In the CHART-1 study, C-Cure failed the primary endpoint but showed benefits in a subgroup with baseline left ventricular end-diastolic volumes between 200 mL and 370 mL, Datamonitor analysts noted. Consequently, FDA granted the drug fast track designation for the subgroup of patients who benefited from treatment. The company has not secured a strategic partner yet, so a Phase III study in the US is on hold.

"C-Cure will need to demonstrate strong long-term safety and efficacy results in order to gain regulatory approval for the treatment of advanced stage chronic heart failure and compete effectively against its rival late-stage stem cell treatments. Celyad’s competitors have substantially larger resources, and given the large cost and unreliability of the manufacturing process (a viable product is only produced for 70% of patients), it is unlikely C-Cure will be commercialized unless another commercial partnership is made," Datamonitor analysts said in a market forecast report accompanying the CHF pipeline review.

C-Cure is expected to launch in 2022.

That means competitor Mesoblast Ltd. will have a three-year timing edge for its MPC-150 IM (rexlemestrocel-L) stem cell therapy, built upon the company's proprietary mesenchymal precursor cell platform, with an expected launch date of 2019. The Phase III therapy involves extraction of cells from the bone marrow of donors, which are then expanded into therapeutic quantities. So unlike C-Cure, there is potential for an off-the-shelf therapeutic. The company lost its partner Teva Pharmaceutical Industries Ltd. in 2016 but it is still working with Lonza Group Ltd. as a manufacturing partner, per a 2011 deal. (Also see "Mesoblast Seeks New Partner In Chronic Heart Failure, To Replace Teva" - Scrip, 14 Jun, 2016.)

"While other stem cell therapies also display regeneration potential, Mesoblast’s strategic partnership for manufacturing with Lonza provides a clear commercial edge, given the cost and difficulties associated with the manufacturing of stem cells," the Datamonitor report states.

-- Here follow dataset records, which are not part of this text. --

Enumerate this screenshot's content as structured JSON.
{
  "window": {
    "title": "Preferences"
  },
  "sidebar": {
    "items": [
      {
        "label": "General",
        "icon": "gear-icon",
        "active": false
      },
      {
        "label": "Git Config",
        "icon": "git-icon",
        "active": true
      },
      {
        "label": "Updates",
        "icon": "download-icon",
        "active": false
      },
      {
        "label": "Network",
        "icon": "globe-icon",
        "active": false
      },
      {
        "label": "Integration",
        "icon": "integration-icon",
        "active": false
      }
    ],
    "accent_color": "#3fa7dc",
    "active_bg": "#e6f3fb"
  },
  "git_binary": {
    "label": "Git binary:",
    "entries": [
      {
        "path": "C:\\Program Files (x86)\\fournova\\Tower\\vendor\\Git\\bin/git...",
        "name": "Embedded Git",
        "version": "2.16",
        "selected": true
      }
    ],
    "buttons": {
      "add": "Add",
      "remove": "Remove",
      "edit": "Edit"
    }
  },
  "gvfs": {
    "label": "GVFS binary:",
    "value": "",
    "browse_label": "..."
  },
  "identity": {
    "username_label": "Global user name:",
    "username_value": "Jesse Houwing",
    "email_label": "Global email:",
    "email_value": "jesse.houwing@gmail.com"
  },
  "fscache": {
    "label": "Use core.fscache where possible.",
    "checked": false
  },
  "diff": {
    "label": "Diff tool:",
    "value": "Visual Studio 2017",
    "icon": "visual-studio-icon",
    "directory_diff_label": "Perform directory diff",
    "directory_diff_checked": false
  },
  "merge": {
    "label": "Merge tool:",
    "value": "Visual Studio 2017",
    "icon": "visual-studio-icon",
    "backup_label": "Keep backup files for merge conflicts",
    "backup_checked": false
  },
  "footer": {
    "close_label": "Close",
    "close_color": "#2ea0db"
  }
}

Many unrelated recipients could be treated and unlike other types of stem cells, mesynchymal precursor cells do not initiate an immune response, it notes. Furthermore, a Phase III study has passed its interim futility analysis, which "will place greater confidence in the efficacy of the treatment," the report says.

While stem therapies show promise in end-stage disease due to regenerative potential, high prices and invasiveness of the procedures involved will limit use in the wider CHF population. Treatment options at the end stage of disease are currently very limited, she added.

There is also a lot of skepticism about the efficacy of stem cell therapies in the community, as trials to date have not consistently shown a benefit, so positive results in Phase III studies will need to confirm their value and safety. Physicians will be looking for studies showing efficacy on mortality and hospitalization rates.

Despite the challenges, stem cell therapies are expected to add "sizable revenue to the CHF market even at modest uptake, contributing a forecasted $997m in 2026," the Datamonitor report concluded.